Ne ABD’de uygulanan paketlerden, ne G20’den çıkan taahhütten, ne de AKP’nin teşebbüslerinden medet ummayın. Teşhis yanlış, ilaç yanlış; ayrıca ahlaki açıdan da yapılanlar ayıp.Tamamı sistemin restorasyonuna dönük. Krizin nedenleri üzerine bu köşede çok yazıp çizdiğim için ahlak konusuna değinmek istiyorum.

Bankerler, yatırım bankacıları grup olarak deregülasyonun nimetlerini sonuna kadar zorlayıp, 1’e 30’a varan kredi manivelaları ile alınmayacak riskleri alanlar değil mi? Peki, özellikle ABD hükümetinin geçirdiği paketlerle kurtarılmak istenen ne? Yine bu adamların kayıpları. Aynı grubun kaymak tabakasının kendi kendini muazzam ‘başarı prim’leriyle mükafatlandırması da cabası.

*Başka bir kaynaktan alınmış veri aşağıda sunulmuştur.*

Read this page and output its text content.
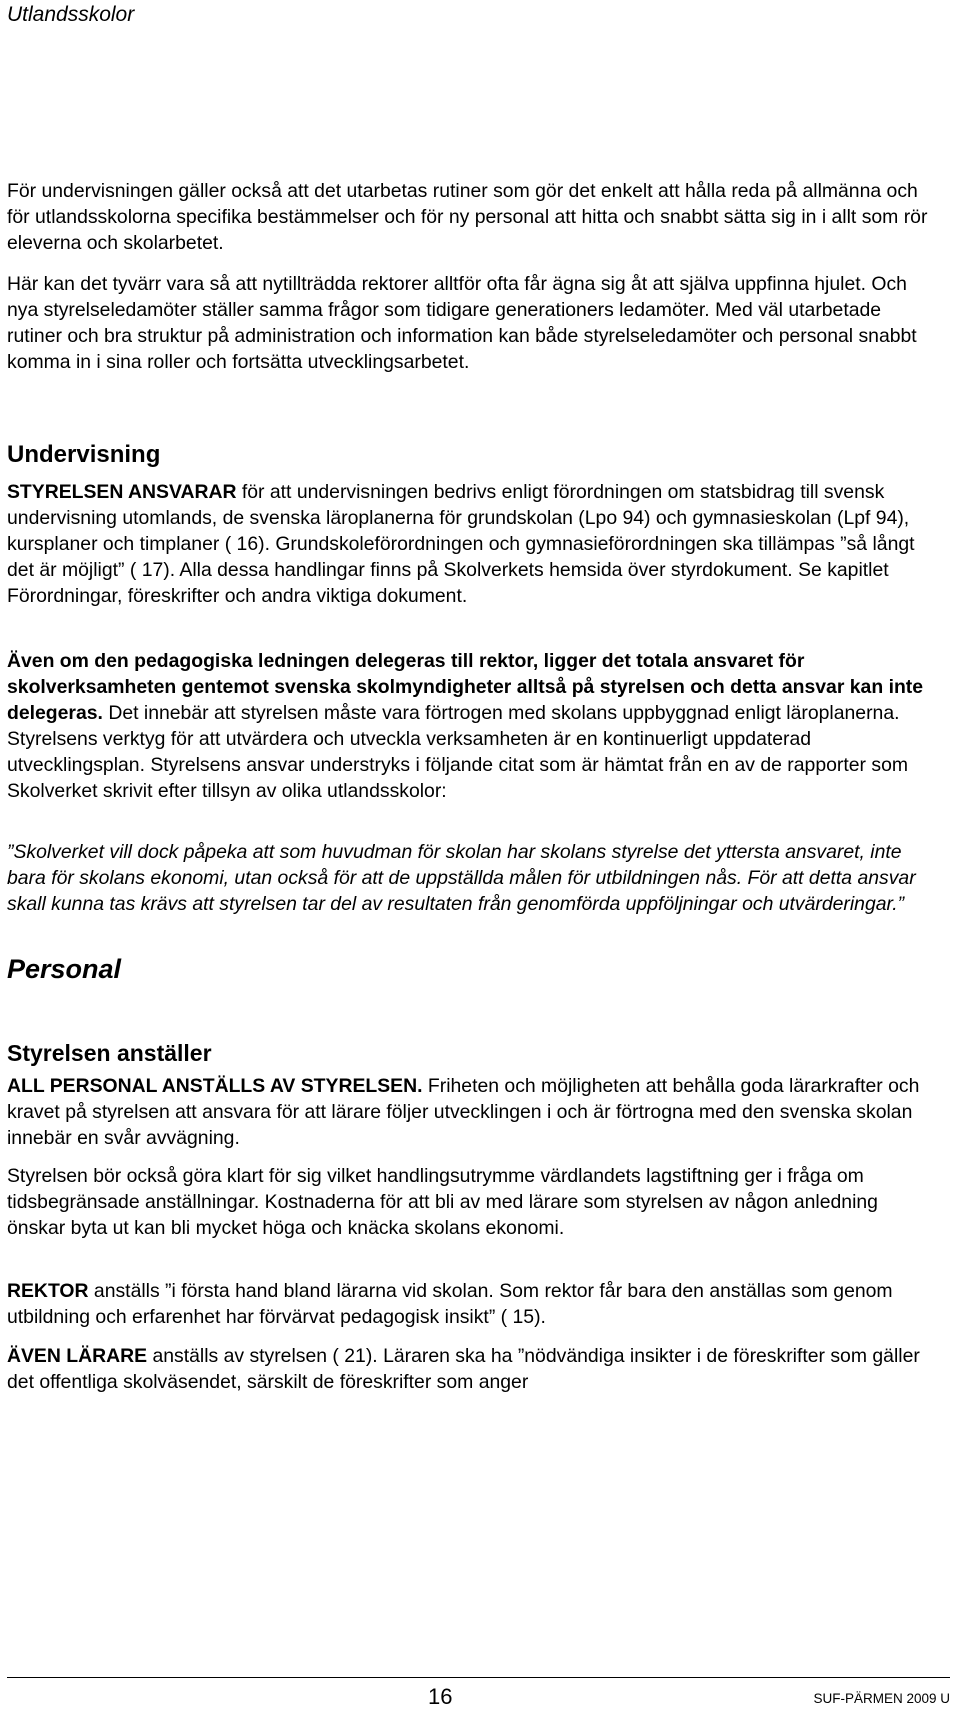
Utlandsskolor

För undervisningen gäller också att det utarbetas rutiner som gör det enkelt att hålla reda på allmänna och för utlandsskolorna specifika bestämmelser och för ny personal att hitta och snabbt sätta sig in i allt som rör eleverna och skolarbetet.

Här kan det tyvärr vara så att nytillträdda rektorer alltför ofta får ägna sig åt att själva uppfinna hjulet. Och nya styrelseledamöter ställer samma frågor som tidigare generationers ledamöter. Med väl utarbetade rutiner och bra struktur på administration och information kan både styrelseledamöter och personal snabbt komma in i sina roller och fortsätta utvecklingsarbetet.

Undervisning

STYRELSEN ANSVARAR för att undervisningen bedrivs enligt förordningen om statsbidrag till svensk undervisning utomlands, de svenska läroplanerna för grundskolan (Lpo 94) och gymnasieskolan (Lpf 94), kursplaner och timplaner ( 16). Grundskoleförordningen och gymnasieförordningen ska tillämpas ”så långt det är möjligt” ( 17). Alla dessa handlingar finns på Skolverkets hemsida över styrdokument. Se kapitlet Förordningar, föreskrifter och andra viktiga dokument.

Även om den pedagogiska ledningen delegeras till rektor, ligger det totala ansvaret för skolverksamheten gentemot svenska skolmyndigheter alltså på styrelsen och detta ansvar kan inte delegeras. Det innebär att styrelsen måste vara förtrogen med skolans uppbyggnad enligt läroplanerna. Styrelsens verktyg för att utvärdera och utveckla verksamheten är en kontinuerligt uppdaterad utvecklingsplan. Styrelsens ansvar understryks i följande citat som är hämtat från en av de rapporter som Skolverket skrivit efter tillsyn av olika utlandsskolor:

”Skolverket vill dock påpeka att som huvudman för skolan har skolans styrelse det yttersta ansvaret, inte bara för skolans ekonomi, utan också för att de uppställda målen för utbildningen nås. För att detta ansvar skall kunna tas krävs att styrelsen tar del av resultaten från genomförda uppföljningar och utvärderingar.”

Personal
Styrelsen anställer

ALL PERSONAL ANSTÄLLS AV STYRELSEN. Friheten och möjligheten att behålla goda lärarkrafter och kravet på styrelsen att ansvara för att lärare följer utvecklingen i och är förtrogna med den svenska skolan innebär en svår avvägning.

Styrelsen bör också göra klart för sig vilket handlingsutrymme värdlandets lagstiftning ger i fråga om tidsbegränsade anställningar. Kostnaderna för att bli av med lärare som styrelsen av någon anledning önskar byta ut kan bli mycket höga och knäcka skolans ekonomi.

REKTOR anställs ”i första hand bland lärarna vid skolan. Som rektor får bara den anställas som genom utbildning och erfarenhet har förvärvat pedagogisk insikt” ( 15).

ÄVEN LÄRARE anställs av styrelsen ( 21). Läraren ska ha ”nödvändiga insikter i de föreskrifter som gäller det offentliga skolväsendet, särskilt de föreskrifter som anger

16	SUF-PÄRMEN 2009 U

Bu arada Mortgage kontratlarıyla elleri kolları bağlanmış, boğazına kadar borç batağında, ya işini kaybetmiş ya da kaybetmek üzere milyonlarca ailenin evlerine el koyan da, yöneticilerine kıyak geçen aynı bankalar. Eğer halkın çektiklerine, ıstırabına deva olmak isteyen bir yönetim olsa idi, bu el konan evleri bankacı akbabalara terketmezdi. Bankaların saldırısına karşı korumaya alırdı. Ya borçları ertelerdi, aylık ödemeleri düşürürdü, hatta kamulaştırırdı. Ve bu ev sahibi olma fetişinin de yıkılmasına katkıda bulunup, hayırlı bir iş yapmış olurdu.

Mortgage Fikri 1930’larda ABD Temsilciler Meclisi’nde tartışılırken birileri bu yolla dar gelirlileri, işçileri ev sahibi edindirmenin faziletleri üzerine kafa yormaktaydı. Ne diyorlardı biliyormusunuz? Mortgage yolu ile 30 yıl borçlandırma 30 yıl grevsizleştirme demektir! Mortgage sistemini, işçileri düzenin esiri yapıp, pasifleştirmenin yöntemi olarak görenler az değildi.

Düşünün, gözünüzü açıyorsunuz, idealiniz özel mülkiyetinizdeki ev, okullarda, reklamlarda, sağınızda solunuzda hep aynı fetiş. İş bulur bulmaz, imzaları basıp 30 yıl, her ay, bankaya, sonunda aldığınız kredinin 2-3-4 misline varacak miktarda borçlanıyorsunuz. Hayatınız sizin için tasarlanmıştır; buyurun bankanın evine, uslu uslu çalışın emekli olana kadar!

Hafta sonları greve gitmeyi unutmayın.